Since I’ve read about it, I’ve been searching, reading, documenting myself to decide wether I should be afraid or really afraid of it.
What’s the Instagram Act?
The Instagram Act is the name commonly given to the UK’s new Enterprise and Regulatory Reform Act. The full text for this act won’t be published until Thursday, May 9 but its copyright provisions worry the artistic community who claim that legislation on orphan works and extended collective licensing will threaten their livelihoods.
Simply put, anybody can, after a diligent search for the author, use an image for commercial purposes without the author’s authorization. Furthermore, they can claim the rights to the image and sub-license to their will.
I will update this post with the act’s text once it is published.
What does it mean?
It means that if you have an image out there, somewhere, on the internet and that there’s no way to link it back to you (ie. stripped metadata, no watermark, etc.) anybody can use it, make money off of it and there’s nothing you can do about it! I’m a nervous wreck just writing this!

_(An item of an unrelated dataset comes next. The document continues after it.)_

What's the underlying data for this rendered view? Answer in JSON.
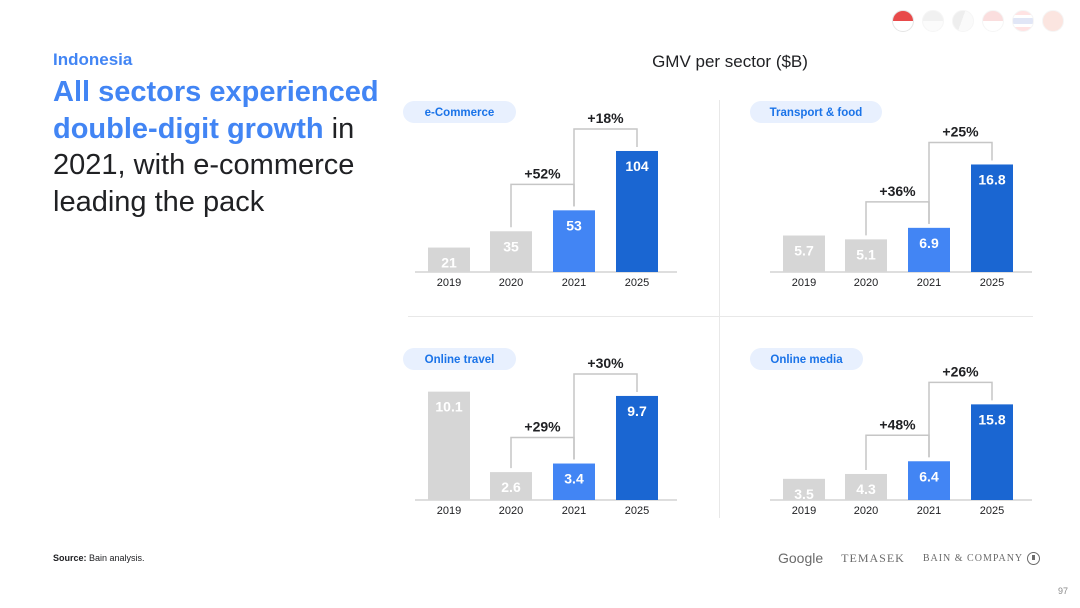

Let’s take a simple and real example: my «Communication Problems» image.
I took this picture a few years ago, during my 365 – 1 photo a day project. Like all the other pictures from the same project, I uploaded it to Flickr. It was uploaded as an “all rights reserved” image but that did not stop literally hundreds of bloggers using it on their blogs. At least, some of them (too little of them) credited me. But credits don’t pay the bills!
Anyway, this same image could be used by a wireless carrier. Their copy could say something like: «Enough of bad coverage and dropped calls?» Well the Instagram Act would allow them to use this image if, after a diligent search — please define diligent search — they can’t link it back to me. The metadata has obviously been stripped and I don’t watermark my images thus making this image an orphan.
What can we do?
Unfortunately, I don’t see many solutions to this enormous problem. I only see two:
- Watermark your images to death and make them ugly as hell!
- Stop sharing your photos on the web. No more website, Facebook, Instagram, etc.
Both solutions are a bit drastic but what else can we do to protect our livelihood?
What do you think?
You’ve probably figured by now that I’m not too happy about this new act and I’m a bit afraid even feel threatened by it.
How about you? Are you worried about your work being used against your will? Are you afraid or do you embrace the possible exposure?